Analyzing genres used in your professional discourse community .
Write an essay (minimum 3 pages double spaced) analyzing genres used in your professional discourse community using Bawarshi’s “Guidelines for Analyzing Genres” (see below).
Analyzing genres used in your professional discourse community
Introduction
The Genre Analysis project asks you to conduct primary research within your professional discourse community (PDC) in order to analyze specific genres used in your PDC. Your primary research will require you to analyze sample genres from your Professional Discourse Community.
Assignment Prompt
Write an essay (minimum 3 pages double spaced) analyzing genres used in your professional discourse community using Bawarshi’s “Guidelines for Analyzing Genres” (see below).
You will have to collect and analyze sample genres from your field. For instance, if you’re investigating a medical discourse community, you might examine the introduction of a research article, a patient medical history form, and an article from a newsletter for doctors, nurses, or other medical professionals. Other places to seek texts are on the websites of professional organizations for your field. Once you have collected your texts, carefully analyze them using Bawarshi’s “Guidelines for Analyzing Genres” below.
Guidelines for analyzing genres (adapted from Bawarshi Re-Placing Invention in Composition 159-160)
Collect samples of the genre.
Study the situation of the genre.
Setting:
Where does the genre appear?
Where the texts of this genre are typically located?
What medium, context?
What other genres does this genre interact with?
Subject:
What topics is this genre involve d with?
What issues, ideas, questions, etc., does the genre address?
When people use this genre, what is that they are interacting about?
Participants:
Who uses the genre?
Writers:
Who writes the texts in this genre?
Are multiple writers possible?
How do we know who the writers are?
What roles do they perform?
What characteristics must writers of this genre possess?
Under what circumstances must writers write this genre (e.g., in teams, on a computer, in a rush)?
Readers:
Who reads the texts in this genre?
Is there more than one type of reader for this genre?
What roles do they perform?
What characteristics must readers of this genre possess?
Under what circumstances must readers read this genre (e.g., at their leisure, on the run, in a waiting room)?
Motives:
When is the genre use d?
For what occasions?
Why is the genre used?
Why do writers write this genre and why do readers read it?
What purposes does the genre fulfill for people who use it?
Identify and describe patterns in the genre’s features:
Firstly, What recurrent features to the samples share? For instance:
Secondly, What content is typically included?
Thirdly, What is excluded?
Fourthly, How is the content treated?
Further, What sorts of examples are used?
Additionally, What counts as evidence (personal testimony, facts, etc.)?
Also, What rhetorical appeals are used?
Besides, What appeals to ethos, pathos, and logos appear in the samples?
Further, How are texts in the genre structured?
Moreover, What are their parts, and how are they organized?
Additionally, In what format are texts of this genre presented?
Also, What layout or appearance is common?
How long is a typical text in this genre?
What types of sentences do texts in the genre typically use?
How long are they?
Are they simple or complex, passive or active?
Are the sentences varied? Do they share a certain style?
What diction is most common?
What types of words are most frequent?
Is a type of jargon used? Is slang used?
How would you describe the writer’s voice?
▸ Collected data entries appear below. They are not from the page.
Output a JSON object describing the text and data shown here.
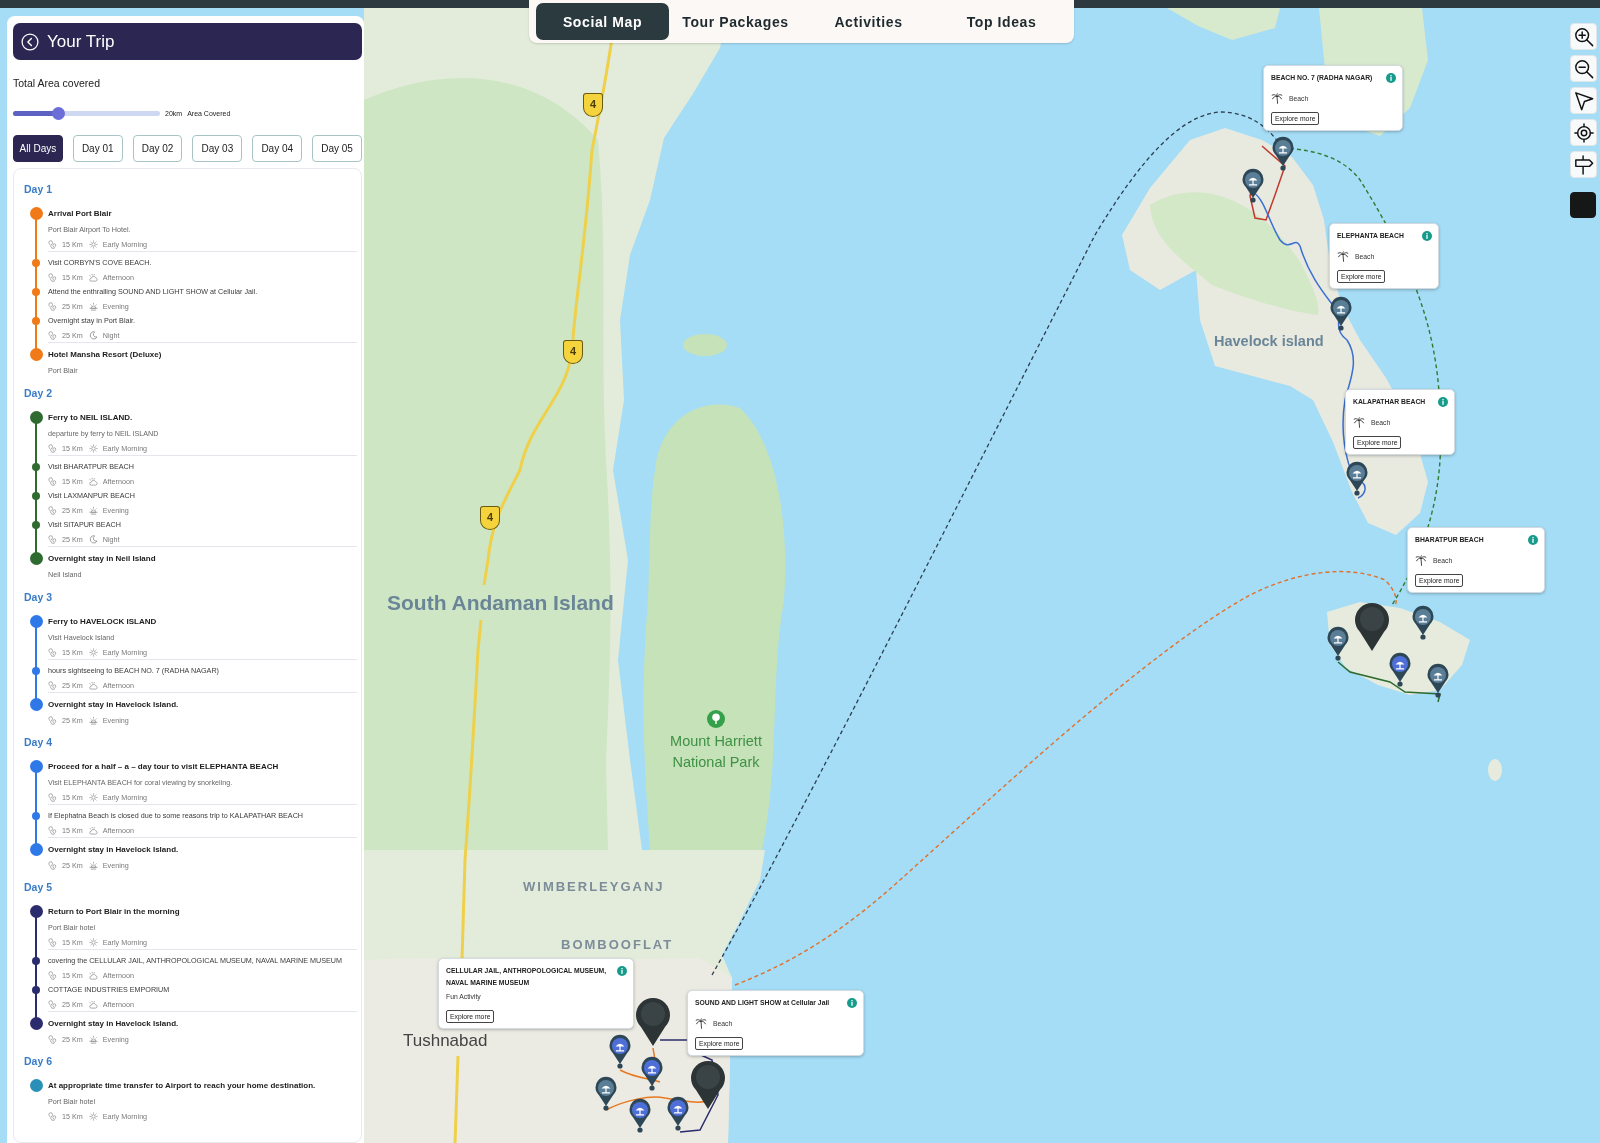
{
  "top_nav": {
    "tabs": [
      {
        "label": "Social Map",
        "selected": true
      },
      {
        "label": "Tour Packages",
        "selected": false
      },
      {
        "label": "Activities",
        "selected": false
      },
      {
        "label": "Top Ideas",
        "selected": false
      }
    ]
  },
  "trip_panel": {
    "title": "Your Trip",
    "area_label": "Total Area covered",
    "area_slider": {
      "level": 0.31,
      "value": "20km",
      "caption": "Area Covered"
    },
    "day_filters": [
      {
        "label": "All Days",
        "selected": true
      },
      {
        "label": "Day 01",
        "selected": false
      },
      {
        "label": "Day 02",
        "selected": false
      },
      {
        "label": "Day 03",
        "selected": false
      },
      {
        "label": "Day 04",
        "selected": false
      },
      {
        "label": "Day 05",
        "selected": false
      }
    ],
    "days": [
      {
        "heading": "Day 1",
        "color": "#f07a17",
        "stops": [
          {
            "kind": "major",
            "title": "Arrival Port Blair",
            "note": "Port Blair Airport To Hotel.",
            "meta": {
              "kind": "morning",
              "distance": "15 Km",
              "time": "Early Morning"
            }
          },
          {
            "kind": "minor",
            "title": "Visit CORBYN'S COVE BEACH.",
            "meta": {
              "kind": "afternoon",
              "distance": "15 Km",
              "time": "Afternoon"
            }
          },
          {
            "kind": "minor",
            "title": "Attend the enthralling SOUND AND LIGHT SHOW at Cellular Jail.",
            "meta": {
              "kind": "evening",
              "distance": "25 Km",
              "time": "Evening"
            }
          },
          {
            "kind": "minor",
            "title": "Overnight stay in Port Blair.",
            "meta": {
              "kind": "night",
              "distance": "25 Km",
              "time": "Night"
            }
          },
          {
            "kind": "major",
            "title": "Hotel Mansha Resort (Deluxe)",
            "note": "Port Blair"
          }
        ]
      },
      {
        "heading": "Day 2",
        "color": "#2f6b31",
        "stops": [
          {
            "kind": "major",
            "title": "Ferry to NEIL ISLAND.",
            "note": "departure by ferry to NEIL ISLAND",
            "meta": {
              "kind": "morning",
              "distance": "15 Km",
              "time": "Early Morning"
            }
          },
          {
            "kind": "minor",
            "title": "Visit BHARATPUR BEACH",
            "meta": {
              "kind": "afternoon",
              "distance": "15 Km",
              "time": "Afternoon"
            }
          },
          {
            "kind": "minor",
            "title": "Visit LAXMANPUR BEACH",
            "meta": {
              "kind": "evening",
              "distance": "25 Km",
              "time": "Evening"
            }
          },
          {
            "kind": "minor",
            "title": "Visit SITAPUR BEACH",
            "meta": {
              "kind": "night",
              "distance": "25 Km",
              "time": "Night"
            }
          },
          {
            "kind": "major",
            "title": "Overnight stay in Neil Island",
            "note": "Neil Island"
          }
        ]
      },
      {
        "heading": "Day 3",
        "color": "#2f78e8",
        "stops": [
          {
            "kind": "major",
            "title": "Ferry to HAVELOCK ISLAND",
            "note": "Visit Havelock Island",
            "meta": {
              "kind": "morning",
              "distance": "15 Km",
              "time": "Early Morning"
            }
          },
          {
            "kind": "minor",
            "title": "hours sightseeing to BEACH NO. 7 (RADHA NAGAR)",
            "meta": {
              "kind": "afternoon",
              "distance": "25 Km",
              "time": "Afternoon"
            }
          },
          {
            "kind": "major",
            "title": "Overnight stay in Havelock Island.",
            "meta": {
              "kind": "evening",
              "distance": "25 Km",
              "time": "Evening"
            }
          }
        ]
      },
      {
        "heading": "Day 4",
        "color": "#2f78e8",
        "stops": [
          {
            "kind": "major",
            "title": "Proceed for a half – a – day tour to visit ELEPHANTA BEACH",
            "note": "Visit ELEPHANTA BEACH for coral viewing by snorkeling.",
            "meta": {
              "kind": "morning",
              "distance": "15 Km",
              "time": "Early Morning"
            }
          },
          {
            "kind": "minor",
            "title": "If Elephatna Beach is closed due to some reasons trip to KALAPATHAR BEACH",
            "meta": {
              "kind": "afternoon",
              "distance": "15 Km",
              "time": "Afternoon"
            }
          },
          {
            "kind": "major",
            "title": "Overnight stay in Havelock Island.",
            "meta": {
              "kind": "evening",
              "distance": "25 Km",
              "time": "Evening"
            }
          }
        ]
      },
      {
        "heading": "Day 5",
        "color": "#2b2c6e",
        "stops": [
          {
            "kind": "major",
            "title": "Return to Port Blair in the morning",
            "note": "Port Blair hotel",
            "meta": {
              "kind": "morning",
              "distance": "15 Km",
              "time": "Early Morning"
            }
          },
          {
            "kind": "minor",
            "title": "covering the CELLULAR JAIL, ANTHROPOLOGICAL MUSEUM, NAVAL MARINE MUSEUM",
            "meta": {
              "kind": "afternoon",
              "distance": "15 Km",
              "time": "Afternoon"
            }
          },
          {
            "kind": "minor",
            "title": "COTTAGE INDUSTRIES EMPORIUM",
            "meta": {
              "kind": "afternoon",
              "distance": "25 Km",
              "time": "Afternoon"
            }
          },
          {
            "kind": "major",
            "title": "Overnight stay in Havelock Island.",
            "meta": {
              "kind": "evening",
              "distance": "25 Km",
              "time": "Evening"
            }
          }
        ]
      },
      {
        "heading": "Day 6",
        "color": "#2a90b8",
        "stops": [
          {
            "kind": "major",
            "title": "At appropriate time transfer to Airport to reach your home destination.",
            "note": "Port Blair hotel",
            "meta": {
              "kind": "morning",
              "distance": "15 Km",
              "time": "Early Morning"
            }
          }
        ]
      }
    ]
  },
  "map": {
    "labels": [
      {
        "kind": "island",
        "text": "South Andaman Island"
      },
      {
        "kind": "island",
        "text": "Havelock island"
      },
      {
        "kind": "park",
        "text": "Mount Harriett National Park"
      },
      {
        "kind": "area",
        "text": "WIMBERLEYGANJ"
      },
      {
        "kind": "area",
        "text": "BOMBOOFLAT"
      },
      {
        "kind": "town",
        "text": "Tushnabad"
      }
    ],
    "road_shields": [
      {
        "label": "4"
      },
      {
        "label": "4"
      },
      {
        "label": "4"
      }
    ],
    "places": [
      {
        "kind": "beach",
        "name": "BEACH NO. 7 (RADHA NAGAR)",
        "category": "Beach",
        "action": "Explore more"
      },
      {
        "kind": "beach",
        "name": "ELEPHANTA BEACH",
        "category": "Beach",
        "action": "Explore more"
      },
      {
        "kind": "beach",
        "name": "KALAPATHAR BEACH",
        "category": "Beach",
        "action": "Explore more"
      },
      {
        "kind": "beach",
        "name": "BHARATPUR BEACH",
        "category": "Beach",
        "action": "Explore more"
      },
      {
        "kind": "activity",
        "name": "CELLULAR JAIL, ANTHROPOLOGICAL MUSEUM, NAVAL MARINE MUSEUM",
        "category": "Fun Activity",
        "action": "Explore more"
      },
      {
        "kind": "beach",
        "name": "SOUND AND LIGHT SHOW at Cellular Jail",
        "category": "Beach",
        "action": "Explore more"
      }
    ]
  }
}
Analyze what these patterns reveal about the situation:
Firstly, What do these rhetorical patterns reveal about the genre and the situation in which it is use d?
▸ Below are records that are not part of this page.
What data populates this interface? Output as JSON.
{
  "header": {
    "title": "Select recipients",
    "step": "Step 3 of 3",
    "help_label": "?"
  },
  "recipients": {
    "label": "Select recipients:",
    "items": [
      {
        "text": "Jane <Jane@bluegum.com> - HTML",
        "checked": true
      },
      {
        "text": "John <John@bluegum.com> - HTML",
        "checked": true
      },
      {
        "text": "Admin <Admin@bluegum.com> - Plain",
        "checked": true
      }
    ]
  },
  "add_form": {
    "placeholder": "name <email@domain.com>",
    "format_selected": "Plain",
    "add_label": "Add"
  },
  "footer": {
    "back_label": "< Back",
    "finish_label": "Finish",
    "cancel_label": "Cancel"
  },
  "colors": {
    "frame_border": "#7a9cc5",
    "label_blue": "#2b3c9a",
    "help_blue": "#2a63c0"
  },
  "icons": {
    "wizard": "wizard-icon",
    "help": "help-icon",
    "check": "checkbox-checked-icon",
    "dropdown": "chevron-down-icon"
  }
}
Secondly, Why are these patterns significant?
Thirdly, What can you learn about the actions being perform ed through the genre by observing its language patterns?
As you consider these questions, focus on the following:
Firstly, What do participants have to know or believe to understand or appreciate the genre?
Secondly, Who is invited into the genre, and who is excluded?
Thirdly, What roles for writers and readers does it encourage or discourage?
Fourthly, What values, beliefs, goals, and assumptions are reveal ed through the genre’s patterns?
Additionally, How is the subject of the genre treated?
Also, What content is considered most important?
Further, What content (topics or details) is ignored?
Besides, What actions does the genre help make possible?
Further, What actions does the genre make difficult?
Moreover, What attitude toward readers is implied in the genre?
Finally, What attitude toward the world is implied in it?
To develop your publish, use the “Guidelines for Analyzing Genres” in Bawarshi’s “Re-Placing Invention in Composition” (see pages 159-160). See especially, the questions and ideas in these guidelines and in Bawarshi’s examples. Keep in mind that you may want to critique one or more of your genres and/or to suggest possible changes in them. Base your critique or recommendations for genre change in your analysis.